With the iPod set on “shuffle” mode, you never know what will come up next. This is nice, because it’s hard to get bored with a completely random selection of music. Insane, maybe, but never bored.

When “Helen Butte,” an extended cut from On The Corner, Miles Davis’s 1972 electronic funk-fest, came on, it reminded me of a strange concert I had attended in November 1969 – 36 years ago this very month.

Strange, yes. For the concert was a Simon and Garfunkel concert at Madison Square Garden in New York City, and the opening act was Miles Davis, fresh off the creation of his legendary Bitches Brew album. You couldn’t ask for two acts that were more polar opposites.

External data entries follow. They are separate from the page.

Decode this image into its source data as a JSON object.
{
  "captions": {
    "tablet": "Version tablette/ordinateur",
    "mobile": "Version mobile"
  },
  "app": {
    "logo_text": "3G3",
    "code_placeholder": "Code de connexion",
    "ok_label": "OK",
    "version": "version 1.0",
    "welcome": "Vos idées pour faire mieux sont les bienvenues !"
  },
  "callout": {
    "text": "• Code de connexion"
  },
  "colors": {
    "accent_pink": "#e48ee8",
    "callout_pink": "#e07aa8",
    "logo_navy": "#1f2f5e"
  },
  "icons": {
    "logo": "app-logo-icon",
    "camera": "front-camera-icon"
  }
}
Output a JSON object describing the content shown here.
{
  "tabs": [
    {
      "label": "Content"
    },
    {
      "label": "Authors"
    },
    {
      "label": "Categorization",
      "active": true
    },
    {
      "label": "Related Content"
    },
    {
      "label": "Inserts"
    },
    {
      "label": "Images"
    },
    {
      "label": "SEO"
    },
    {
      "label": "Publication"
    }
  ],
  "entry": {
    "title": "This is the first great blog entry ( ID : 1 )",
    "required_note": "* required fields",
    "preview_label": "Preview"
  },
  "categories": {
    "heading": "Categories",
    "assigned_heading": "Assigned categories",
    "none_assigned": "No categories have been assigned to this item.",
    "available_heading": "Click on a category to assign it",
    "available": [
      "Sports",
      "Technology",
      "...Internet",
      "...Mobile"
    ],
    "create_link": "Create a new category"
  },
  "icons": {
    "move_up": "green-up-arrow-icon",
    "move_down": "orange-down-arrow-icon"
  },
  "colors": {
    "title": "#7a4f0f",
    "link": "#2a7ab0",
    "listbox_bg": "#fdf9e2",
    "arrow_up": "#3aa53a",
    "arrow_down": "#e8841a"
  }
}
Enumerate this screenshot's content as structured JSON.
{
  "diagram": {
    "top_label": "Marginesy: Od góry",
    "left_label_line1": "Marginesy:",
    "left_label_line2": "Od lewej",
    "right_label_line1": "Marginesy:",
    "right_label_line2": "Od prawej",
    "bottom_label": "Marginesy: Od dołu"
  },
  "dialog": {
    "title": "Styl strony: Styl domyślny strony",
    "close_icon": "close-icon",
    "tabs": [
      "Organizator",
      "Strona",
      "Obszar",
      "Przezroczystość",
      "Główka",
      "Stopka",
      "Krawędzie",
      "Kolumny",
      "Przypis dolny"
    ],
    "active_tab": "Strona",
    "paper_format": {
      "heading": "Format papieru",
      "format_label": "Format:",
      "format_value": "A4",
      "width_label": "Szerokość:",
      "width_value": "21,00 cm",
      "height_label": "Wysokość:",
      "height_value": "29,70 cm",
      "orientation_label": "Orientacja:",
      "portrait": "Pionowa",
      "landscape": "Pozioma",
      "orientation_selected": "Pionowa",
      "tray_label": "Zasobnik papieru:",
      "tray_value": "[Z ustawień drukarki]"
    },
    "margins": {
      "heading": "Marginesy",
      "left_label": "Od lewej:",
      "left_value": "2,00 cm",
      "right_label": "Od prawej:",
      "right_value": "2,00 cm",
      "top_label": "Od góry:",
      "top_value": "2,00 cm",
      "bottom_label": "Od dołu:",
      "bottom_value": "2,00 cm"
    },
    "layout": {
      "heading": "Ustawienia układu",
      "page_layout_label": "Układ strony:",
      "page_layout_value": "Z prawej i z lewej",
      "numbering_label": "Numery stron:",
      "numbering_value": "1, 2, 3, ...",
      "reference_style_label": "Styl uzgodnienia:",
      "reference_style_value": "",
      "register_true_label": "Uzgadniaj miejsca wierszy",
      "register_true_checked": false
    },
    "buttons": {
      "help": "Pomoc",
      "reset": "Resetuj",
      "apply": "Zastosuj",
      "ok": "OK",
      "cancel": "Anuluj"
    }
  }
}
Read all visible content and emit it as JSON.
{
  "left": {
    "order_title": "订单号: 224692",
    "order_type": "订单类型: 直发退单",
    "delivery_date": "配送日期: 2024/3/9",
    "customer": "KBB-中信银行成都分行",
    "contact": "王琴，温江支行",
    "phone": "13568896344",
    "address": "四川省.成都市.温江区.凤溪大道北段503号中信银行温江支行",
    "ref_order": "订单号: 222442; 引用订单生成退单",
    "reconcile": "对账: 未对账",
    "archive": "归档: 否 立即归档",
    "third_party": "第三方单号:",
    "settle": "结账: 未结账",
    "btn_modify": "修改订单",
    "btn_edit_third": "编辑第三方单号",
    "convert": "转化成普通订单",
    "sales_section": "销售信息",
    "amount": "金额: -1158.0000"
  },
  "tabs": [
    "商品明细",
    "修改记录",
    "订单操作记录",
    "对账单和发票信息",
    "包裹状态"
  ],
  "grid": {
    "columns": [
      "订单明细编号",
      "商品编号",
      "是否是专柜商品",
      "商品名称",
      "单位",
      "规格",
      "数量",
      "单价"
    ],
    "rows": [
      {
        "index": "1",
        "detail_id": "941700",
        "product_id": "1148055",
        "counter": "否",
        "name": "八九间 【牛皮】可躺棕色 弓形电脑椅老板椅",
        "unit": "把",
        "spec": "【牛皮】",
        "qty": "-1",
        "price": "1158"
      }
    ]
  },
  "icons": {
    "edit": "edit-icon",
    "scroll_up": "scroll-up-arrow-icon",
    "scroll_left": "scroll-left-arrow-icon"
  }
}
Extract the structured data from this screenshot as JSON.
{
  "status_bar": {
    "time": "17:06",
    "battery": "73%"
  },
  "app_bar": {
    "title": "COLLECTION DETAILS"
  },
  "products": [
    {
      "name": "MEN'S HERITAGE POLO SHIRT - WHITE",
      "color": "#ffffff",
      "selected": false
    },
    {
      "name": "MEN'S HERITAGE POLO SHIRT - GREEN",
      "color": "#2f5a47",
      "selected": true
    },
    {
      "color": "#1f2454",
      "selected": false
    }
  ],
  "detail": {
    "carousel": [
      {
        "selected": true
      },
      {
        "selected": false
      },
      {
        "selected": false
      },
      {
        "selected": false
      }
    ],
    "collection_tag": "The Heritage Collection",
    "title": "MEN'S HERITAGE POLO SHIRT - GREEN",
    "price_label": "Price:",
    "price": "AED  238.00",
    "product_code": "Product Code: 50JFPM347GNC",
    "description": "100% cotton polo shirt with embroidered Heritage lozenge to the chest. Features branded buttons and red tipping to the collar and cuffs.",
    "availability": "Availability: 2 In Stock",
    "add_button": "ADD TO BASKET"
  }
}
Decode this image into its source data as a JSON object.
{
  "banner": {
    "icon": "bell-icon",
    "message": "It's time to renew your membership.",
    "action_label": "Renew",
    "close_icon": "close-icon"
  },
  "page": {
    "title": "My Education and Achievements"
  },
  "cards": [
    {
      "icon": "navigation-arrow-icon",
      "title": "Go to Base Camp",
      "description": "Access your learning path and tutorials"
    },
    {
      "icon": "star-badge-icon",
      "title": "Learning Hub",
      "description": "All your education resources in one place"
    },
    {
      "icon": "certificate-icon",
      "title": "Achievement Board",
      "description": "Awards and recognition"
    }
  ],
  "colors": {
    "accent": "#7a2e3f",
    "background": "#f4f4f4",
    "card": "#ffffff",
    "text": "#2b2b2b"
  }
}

Simon and Garfunkel were famous for hit songs like “Parsley, Sage, Rosemary, and Thyme,” “I Am A Rock,” and “The Sounds of Silence.” Their most recent album, Bookends, featured the hit song “Mrs. Robinson,” from the film The Graduate, as well as “America,” which would appear decades later in Almost Famous. S&G’s next release, Bridge Over Troubled Water, would take them into softer territory, with the title cut being a prime example. Immensely popular at the time, Simon and Garfunkel wrote literate songs that appealed to the Suburban White Young People Crowd...and made good use of Art Garfunkel’s ethereal voice.

Miles, on the other hand, was something else entirely. With Bitches Brew, Miles and his group rewrote the Rules of Engagement with respect to jazz-rock fusion, creating intricate, layered compositions that shifted and flowed. If you watch the 2004 Tom Cruise movie Collateral, you can get a taste of Bitches Brew: that song you hear in the jazz club is “Spanish Key.” Davis’s appearance as an opener for Simon and Garfunkel was clearly an attempt to see whether his new electrified jazz-rock amalgam would sell with the White Kid Crowd.

All I can tell you is, we listened to that strange music with our jaws hanging open, saliva pooling on the floor. It was as though we had been poleaxed. Nobody knew what to make of it. What the fuck is this? we thought.

Less than three years later, I saw Miles in a much more intimate venue – Alexander Hall at Princeton University. By then, he was deep into the bizarre electro-funk of On The Corner – and I loved it. My ability to appreciate and understand jazz had undergone a sea change in those few years, and it was then that I realized just what it was that we had been privileged to hear back in November of 1969.

Miles was the real star of that 1969 concert, only most of us didn’t know it at the time.